— А что вы скажете, Генри, по поводу войны? — начал наконец Аткинс, желая перевести разговор на нейтральную тему, — могли ли вы себе представить, что дела примут такой оборот?
— Нет, я ожидал противоположных результатов, — мрачно ответил Алисон.
— Я тоже. Очевидно, мы оба ошиблись в расчетах. Вот вам и непрактичные мечтатели! Впрочем, я всегда говорил, что у каждого немца в характере есть что-то необоримое, упрямо-тяжелое. Это и обнаружилось теперь, во время войны. Обычно счастье в сражениях переменчиво: успех бывает то на одной, то на другой стороне, а в этой войне немцы непрерывно побеждают, сметая все преграды на своем пути; это какой-то беспредельный триумф!
— Подождите, мы еще не знаем, каким будет конец, — холодно возразил Генри. — Наемные войска разбиты, но республика призывает теперь народ к оружию, а когда двум нациям придется стать лицом к лицу, французы сумеют обуздать неуклюжих немцев.
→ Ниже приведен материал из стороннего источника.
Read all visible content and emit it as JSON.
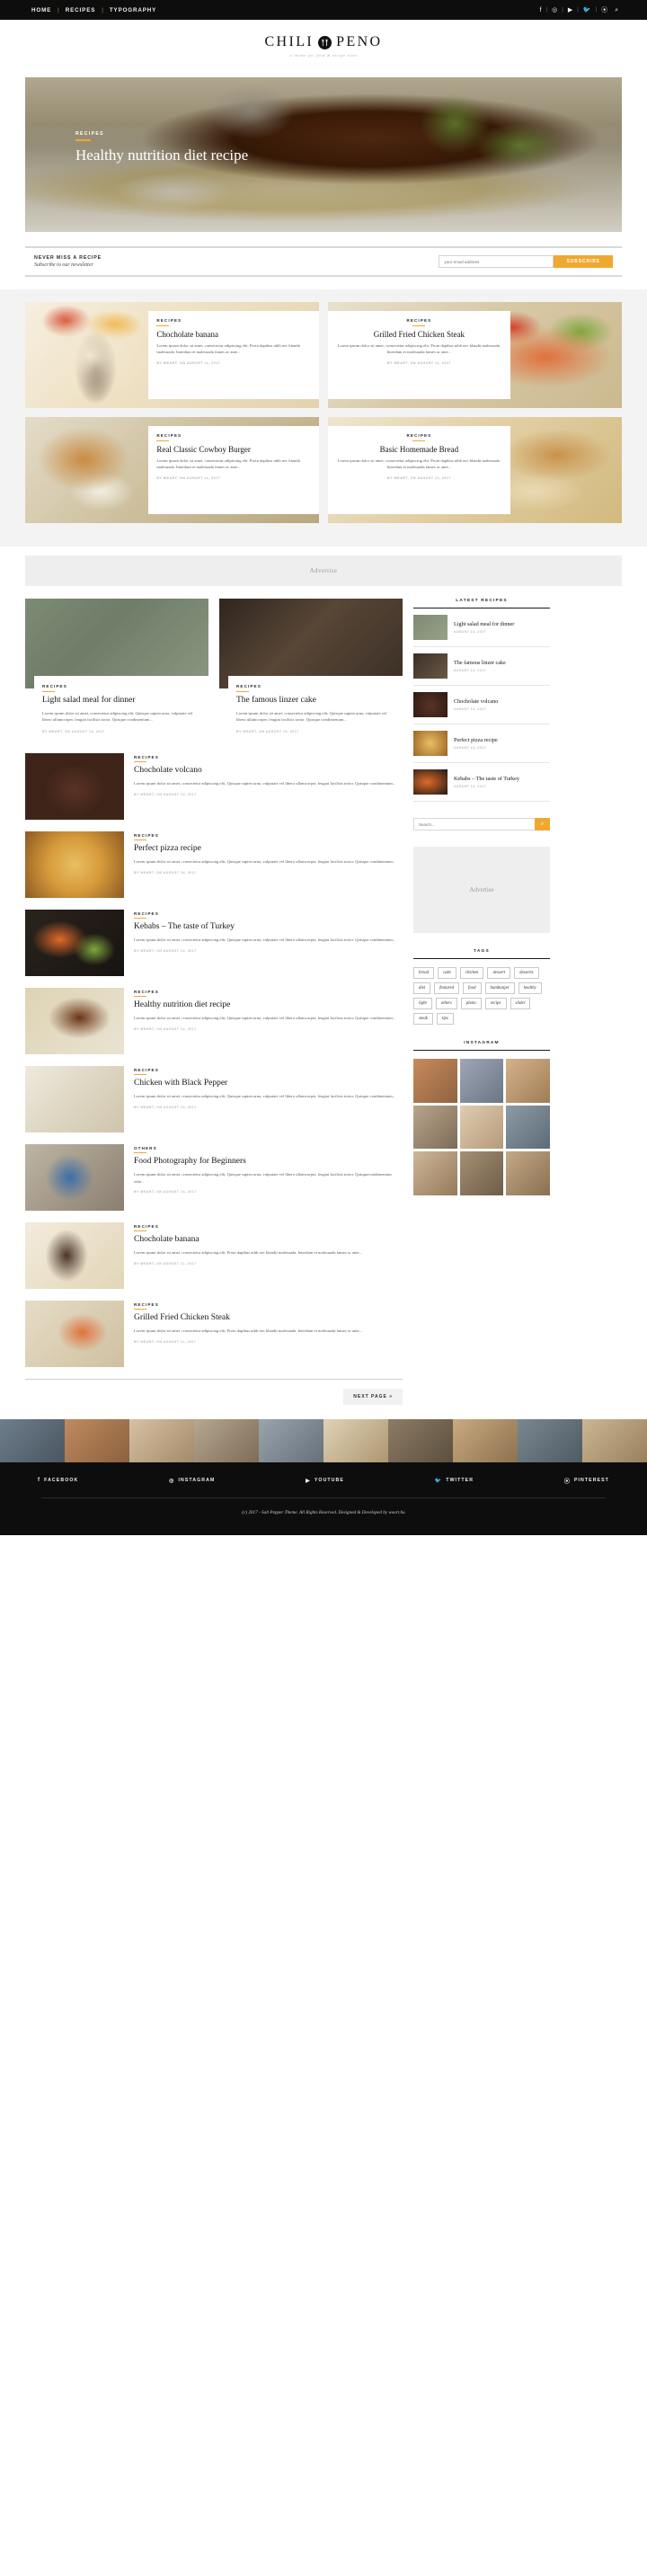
{
  "topbar": {
    "nav": [
      "HOME",
      "RECIPES",
      "TYPOGRAPHY"
    ],
    "separator": "|",
    "social": [
      "facebook-icon",
      "instagram-icon",
      "youtube-icon",
      "twitter-icon",
      "pinterest-icon",
      "search-icon"
    ]
  },
  "brand": {
    "word_left": "CHILI",
    "word_right": "PENO",
    "badge_icon": "fork-knife-icon",
    "tagline": "a theme for food & recipe sites"
  },
  "hero": {
    "category": "RECIPES",
    "title": "Healthy nutrition diet recipe"
  },
  "newsletter": {
    "title": "NEVER MISS A RECIPE",
    "subtitle": "Subscribe to our newsletter",
    "placeholder": "your email address",
    "button": "SUBSCRIBE"
  },
  "featured": [
    {
      "category": "RECIPES",
      "title": "Chocholate banana",
      "excerpt": "Lorem ipsum dolor sit amet, consectetur adipiscing elit. Proin dapibus nibh nec blandit malesuada. Interdum et malesuada fames ac ante...",
      "meta": "BY WEART, ON AUGUST 11, 2017",
      "align": "left"
    },
    {
      "category": "RECIPES",
      "title": "Grilled Fried Chicken Steak",
      "excerpt": "Lorem ipsum dolor sit amet, consectetur adipiscing elit. Proin dapibus nibh nec blandit malesuada. Interdum et malesuada fames ac ante...",
      "meta": "BY WEART, ON AUGUST 11, 2017",
      "align": "right"
    },
    {
      "category": "RECIPES",
      "title": "Real Classic Cowboy Burger",
      "excerpt": "Lorem ipsum dolor sit amet, consectetur adipiscing elit. Proin dapibus nibh nec blandit malesuada. Interdum et malesuada fames ac ante...",
      "meta": "BY WEART, ON AUGUST 11, 2017",
      "align": "left"
    },
    {
      "category": "RECIPES",
      "title": "Basic Homemade Bread",
      "excerpt": "Lorem ipsum dolor sit amet, consectetur adipiscing elit. Proin dapibus nibh nec blandit malesuada. Interdum et malesuada fames ac ante...",
      "meta": "BY WEART, ON AUGUST 11, 2017",
      "align": "right"
    }
  ],
  "advertise": {
    "label": "Advertise"
  },
  "cards": [
    {
      "category": "RECIPES",
      "title": "Light salad meal for dinner",
      "excerpt": "Lorem ipsum dolor sit amet, consectetur adipiscing elit, Quisque sapien urna, vulputate vel libero ullamcorper, feugiat facilisis tortor. Quisque condimentum...",
      "meta": "BY WEART, ON AUGUST 14, 2017"
    },
    {
      "category": "RECIPES",
      "title": "The famous linzer cake",
      "excerpt": "Lorem ipsum dolor sit amet, consectetur adipiscing elit, Quisque sapien urna, vulputate vel libero ullamcorper, feugiat facilisis tortor. Quisque condimentum...",
      "meta": "BY WEART, ON AUGUST 14, 2017"
    }
  ],
  "posts": [
    {
      "category": "RECIPES",
      "title": "Chocholate volcano",
      "excerpt": "Lorem ipsum dolor sit amet, consectetur adipiscing elit, Quisque sapien urna, vulputate vel libero ullamcorper, feugiat facilisis tortor. Quisque condimentum...",
      "meta": "BY WEART, ON AUGUST 14, 2017"
    },
    {
      "category": "RECIPES",
      "title": "Perfect pizza recipe",
      "excerpt": "Lorem ipsum dolor sit amet, consectetur adipiscing elit, Quisque sapien urna, vulputate vel libero ullamcorper, feugiat facilisis tortor. Quisque condimentum...",
      "meta": "BY WEART, ON AUGUST 14, 2017"
    },
    {
      "category": "RECIPES",
      "title": "Kebabs – The taste of Turkey",
      "excerpt": "Lorem ipsum dolor sit amet, consectetur adipiscing elit, Quisque sapien urna, vulputate vel libero ullamcorper, feugiat facilisis tortor. Quisque condimentum...",
      "meta": "BY WEART, ON AUGUST 14, 2017"
    },
    {
      "category": "RECIPES",
      "title": "Healthy nutrition diet recipe",
      "excerpt": "Lorem ipsum dolor sit amet, consectetur adipiscing elit, Quisque sapien urna, vulputate vel libero ullamcorper, feugiat facilisis tortor. Quisque condimentum...",
      "meta": "BY WEART, ON AUGUST 14, 2017"
    },
    {
      "category": "RECIPES",
      "title": "Chicken with Black Pepper",
      "excerpt": "Lorem ipsum dolor sit amet, consectetur adipiscing elit, Quisque sapien urna, vulputate vel libero ullamcorper, feugiat facilisis tortor. Quisque condimentum...",
      "meta": "BY WEART, ON AUGUST 14, 2017"
    },
    {
      "category": "OTHERS",
      "title": "Food Photography for Beginners",
      "excerpt": "Lorem ipsum dolor sit amet, consectetur adipiscing elit, Quisque sapien urna, vulputate vel libero ullamcorper, feugiat facilisis tortor. Quisquecondimentum odio...",
      "meta": "BY WEART, ON AUGUST 14, 2017"
    },
    {
      "category": "RECIPES",
      "title": "Chocholate banana",
      "excerpt": "Lorem ipsum dolor sit amet, consectetur adipiscing elit. Proin dapibus nibh nec blandit malesuada. Interdum et malesuada fames ac ante...",
      "meta": "BY WEART, ON AUGUST 11, 2017"
    },
    {
      "category": "RECIPES",
      "title": "Grilled Fried Chicken Steak",
      "excerpt": "Lorem ipsum dolor sit amet, consectetur adipiscing elit. Proin dapibus nibh nec blandit malesuada. Interdum et malesuada fames ac ante...",
      "meta": "BY WEART, ON AUGUST 11, 2017"
    }
  ],
  "pagination": {
    "next_label": "NEXT PAGE »"
  },
  "sidebar": {
    "latest": {
      "heading": "LATEST RECIPES",
      "items": [
        {
          "title": "Light salad meal for dinner",
          "date": "AUGUST 14, 2017"
        },
        {
          "title": "The famous linzer cake",
          "date": "AUGUST 14, 2017"
        },
        {
          "title": "Chocholate volcano",
          "date": "AUGUST 14, 2017"
        },
        {
          "title": "Perfect pizza recipe",
          "date": "AUGUST 14, 2017"
        },
        {
          "title": "Kebabs – The taste of Turkey",
          "date": "AUGUST 14, 2017"
        }
      ]
    },
    "search": {
      "placeholder": "Search...",
      "button_icon": "search-icon"
    },
    "advertise": {
      "label": "Advertise"
    },
    "tags": {
      "heading": "TAGS",
      "items": [
        "bread",
        "cake",
        "chicken",
        "dessert",
        "desserts",
        "diet",
        "featured",
        "food",
        "hamburger",
        "healthy",
        "light",
        "others",
        "photo",
        "recipe",
        "slider",
        "steak",
        "tips"
      ]
    },
    "instagram": {
      "heading": "INSTAGRAM"
    }
  },
  "footer": {
    "social": [
      {
        "icon": "facebook-icon",
        "glyph": "f",
        "label": "FACEBOOK"
      },
      {
        "icon": "instagram-icon",
        "glyph": "◎",
        "label": "INSTAGRAM"
      },
      {
        "icon": "youtube-icon",
        "glyph": "▶",
        "label": "YOUTUBE"
      },
      {
        "icon": "twitter-icon",
        "glyph": "🐦",
        "label": "TWITTER"
      },
      {
        "icon": "pinterest-icon",
        "glyph": "⦿",
        "label": "PINTEREST"
      }
    ],
    "copyright": "(c) 2017 - Salt Pepper Theme. All Rights Reserved. Designed & Developed by weart.hu"
  },
  "colors": {
    "accent": "#efa830",
    "dark": "#0d0d0d",
    "muted": "#b8b8b8"
  }
}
— Дай бог, чтобы это было так, — сердито проговорил Аткинс. — Я был бы очень рад, если бы французы прогнали немцев на их любимый Рейн, да так, чтобы у этих рейнских медведей навсегда пропала охота воевать, чтобы...
Аткинс не успел закончить свои дальнейшие пожелания, как Джен вдруг поднялась с места, гордо выпрямилась, и ее глаза с таким гневом устремились на говорившего, словно она собиралась испепелить его взглядом.
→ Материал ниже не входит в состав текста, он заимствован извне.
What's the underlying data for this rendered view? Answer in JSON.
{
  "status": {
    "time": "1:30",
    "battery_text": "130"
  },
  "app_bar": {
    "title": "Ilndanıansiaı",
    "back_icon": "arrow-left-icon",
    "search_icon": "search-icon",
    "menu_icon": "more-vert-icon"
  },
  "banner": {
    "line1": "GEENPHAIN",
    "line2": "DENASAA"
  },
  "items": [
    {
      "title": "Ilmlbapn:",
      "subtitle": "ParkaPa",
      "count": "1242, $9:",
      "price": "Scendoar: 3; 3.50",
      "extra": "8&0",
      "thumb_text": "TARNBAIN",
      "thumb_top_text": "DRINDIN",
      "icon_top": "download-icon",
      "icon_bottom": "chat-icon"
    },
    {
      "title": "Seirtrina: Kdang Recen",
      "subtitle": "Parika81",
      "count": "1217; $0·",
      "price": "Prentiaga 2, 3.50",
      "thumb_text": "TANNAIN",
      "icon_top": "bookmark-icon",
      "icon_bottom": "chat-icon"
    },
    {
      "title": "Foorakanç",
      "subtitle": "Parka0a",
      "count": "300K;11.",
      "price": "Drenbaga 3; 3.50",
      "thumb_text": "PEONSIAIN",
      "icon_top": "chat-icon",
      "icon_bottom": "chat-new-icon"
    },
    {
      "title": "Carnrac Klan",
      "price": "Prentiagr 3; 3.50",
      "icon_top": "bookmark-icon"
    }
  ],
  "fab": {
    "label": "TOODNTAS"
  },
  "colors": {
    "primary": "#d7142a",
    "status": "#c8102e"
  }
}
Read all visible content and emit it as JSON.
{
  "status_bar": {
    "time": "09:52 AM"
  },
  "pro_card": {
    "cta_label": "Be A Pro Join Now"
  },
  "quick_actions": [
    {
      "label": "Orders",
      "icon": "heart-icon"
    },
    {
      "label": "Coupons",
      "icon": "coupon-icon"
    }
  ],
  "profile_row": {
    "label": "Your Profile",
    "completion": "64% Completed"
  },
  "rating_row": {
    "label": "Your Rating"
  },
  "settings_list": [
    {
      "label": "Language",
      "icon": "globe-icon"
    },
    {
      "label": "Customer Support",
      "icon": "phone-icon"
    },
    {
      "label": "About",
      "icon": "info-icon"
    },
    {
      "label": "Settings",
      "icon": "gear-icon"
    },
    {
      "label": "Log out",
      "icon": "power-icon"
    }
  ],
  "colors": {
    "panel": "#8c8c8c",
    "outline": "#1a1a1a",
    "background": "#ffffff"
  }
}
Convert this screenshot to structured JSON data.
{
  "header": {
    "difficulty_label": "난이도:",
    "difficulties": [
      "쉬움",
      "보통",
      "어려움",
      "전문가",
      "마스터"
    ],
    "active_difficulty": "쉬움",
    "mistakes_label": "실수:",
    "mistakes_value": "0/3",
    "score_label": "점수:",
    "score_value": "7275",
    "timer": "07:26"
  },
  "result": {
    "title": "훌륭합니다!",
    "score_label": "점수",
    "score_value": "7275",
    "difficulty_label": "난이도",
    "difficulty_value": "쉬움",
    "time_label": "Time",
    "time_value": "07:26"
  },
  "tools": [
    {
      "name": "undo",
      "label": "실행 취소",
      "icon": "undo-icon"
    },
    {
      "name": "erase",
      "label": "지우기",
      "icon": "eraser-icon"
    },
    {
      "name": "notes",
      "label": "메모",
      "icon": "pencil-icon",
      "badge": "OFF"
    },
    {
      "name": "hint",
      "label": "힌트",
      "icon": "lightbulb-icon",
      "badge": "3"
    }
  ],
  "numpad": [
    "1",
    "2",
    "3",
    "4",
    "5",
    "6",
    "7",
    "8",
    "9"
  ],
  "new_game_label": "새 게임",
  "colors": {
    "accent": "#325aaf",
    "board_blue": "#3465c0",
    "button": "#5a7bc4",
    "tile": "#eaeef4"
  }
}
— Вы совершенно забываете, мистер Аткинс, что я по происхождению тоже немка! — резко сказала она.
Аткинс стоял точно громом пораженный.
— Вы, мисс Джен? — растерянно пробормотал он, не веря своим ушам.
— Да, я, и я не потерплю, чтобы так отзывались о моей родине. Стыдитесь! Если вы и дальше намерены продолжать свои пожелания, то высказывайте их мистеру Алисону не в моем присутствии; я этого не позволю.
Пылая благородным гневом, молодая девушка повернулась спиной к мужчинам и исчезла в дверях гостиницы.
— Что это значит? — спросил Генри после минутного молчания.
— Вылитый отец, — ответил Аткинс, с трудом приходя в себя от изумления. — Настоящий мистер Форест, точно он воскрес из мертвых! Его взгляд, его тон, которым он умел покорять всех. Я никогда не в состоянии был ему противиться. А вы, Генри, сможете устоять?
Алисон, не отвечая, продолжал смотреть на то место, где только что стояла Джен.
— Я думал, что мистер Форест ненавидел свою родину, — наконец сказал он, — и воспитал свою дочь в таком же духе.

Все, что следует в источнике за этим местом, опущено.